As you may or may not have noticed from some of my fiction posts to this blog, I write a lot about sad topics and inner monologues. I write fantasy and dystopia and contemporary with a twist, but very rarely to I write about love.*
I don’t write about love because I know very little about it. Having never been in love (romantically that is), I find the experience impossible to fabricate. I can’t find words for it because, simply put, I don’t understand it. I don’t get it the way that I get anger and fear and happiness, because it’s an emotion that I’ve never felt. Love is insubstantial. Its indescribable in a way that makes it special and unique to everyone and “you just know it when you feel it.” So how can I write about that until I do?

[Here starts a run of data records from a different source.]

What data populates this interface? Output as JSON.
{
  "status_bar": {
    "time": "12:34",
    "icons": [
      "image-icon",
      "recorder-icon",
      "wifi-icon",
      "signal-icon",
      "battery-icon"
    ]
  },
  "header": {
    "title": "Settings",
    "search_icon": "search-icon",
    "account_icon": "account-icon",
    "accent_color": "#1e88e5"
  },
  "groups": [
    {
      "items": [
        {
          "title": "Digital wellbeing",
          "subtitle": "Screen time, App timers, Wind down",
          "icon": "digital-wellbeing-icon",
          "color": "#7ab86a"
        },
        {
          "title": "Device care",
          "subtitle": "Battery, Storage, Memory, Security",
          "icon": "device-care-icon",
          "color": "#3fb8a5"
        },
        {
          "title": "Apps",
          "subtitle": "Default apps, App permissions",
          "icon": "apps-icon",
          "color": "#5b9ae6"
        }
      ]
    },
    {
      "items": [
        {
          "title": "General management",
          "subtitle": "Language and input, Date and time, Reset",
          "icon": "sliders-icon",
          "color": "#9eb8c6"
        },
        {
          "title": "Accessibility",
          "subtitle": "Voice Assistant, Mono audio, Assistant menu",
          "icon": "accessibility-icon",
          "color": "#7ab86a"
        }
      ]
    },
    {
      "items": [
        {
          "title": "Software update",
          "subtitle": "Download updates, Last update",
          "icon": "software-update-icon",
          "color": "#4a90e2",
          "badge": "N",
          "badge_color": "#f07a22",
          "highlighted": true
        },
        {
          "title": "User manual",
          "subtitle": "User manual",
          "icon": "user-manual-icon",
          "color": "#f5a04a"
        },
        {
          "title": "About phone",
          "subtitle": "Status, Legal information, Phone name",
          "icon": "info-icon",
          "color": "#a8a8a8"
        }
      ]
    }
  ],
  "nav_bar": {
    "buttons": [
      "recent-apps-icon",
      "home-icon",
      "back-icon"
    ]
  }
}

I know that lust is different than love, that people are supposed to be angry or hurt or devastated after a breakup. I know that some couples are cutesy and others are best friends. But I know these things because I’ve been reading books and watching movies about love for as long as I can remember. Not always outright romances, but almost everything I’ve ever read or watched has had some subplot about a relationship and that’s because it is one of the most universal human bonds that an author can build for their readers. People connect with relationships; they either see themselves in one character’s love for another, or attempt to put themselves in that character’s shoes so they can be a part of the journey. I know all of this, but I can’t manage it in my own writing yet without sounding insincere.
I’ve never been in love with anyone I’ve ever dated (or crushed on) and that shows when I try to write break ups and romantic scenes. They feel forced and fake, more like scripted banter than actual emotion and I don’t want that for my writing. If I could only feel it for just one moment, be in love for just one second, I know my perspective would change. But I haven’t been. Not yet, anyway.
*Truth and Lies might be an exception, but I felt very pressured to write contemporary fiction over fantasy when I submitted that piece for class. If I hadn’t, I may never have written it at all. Which leads to an entirely different discussion about the need to teach both high-concept and genre fiction in universities, a discussion that I will not get into just now.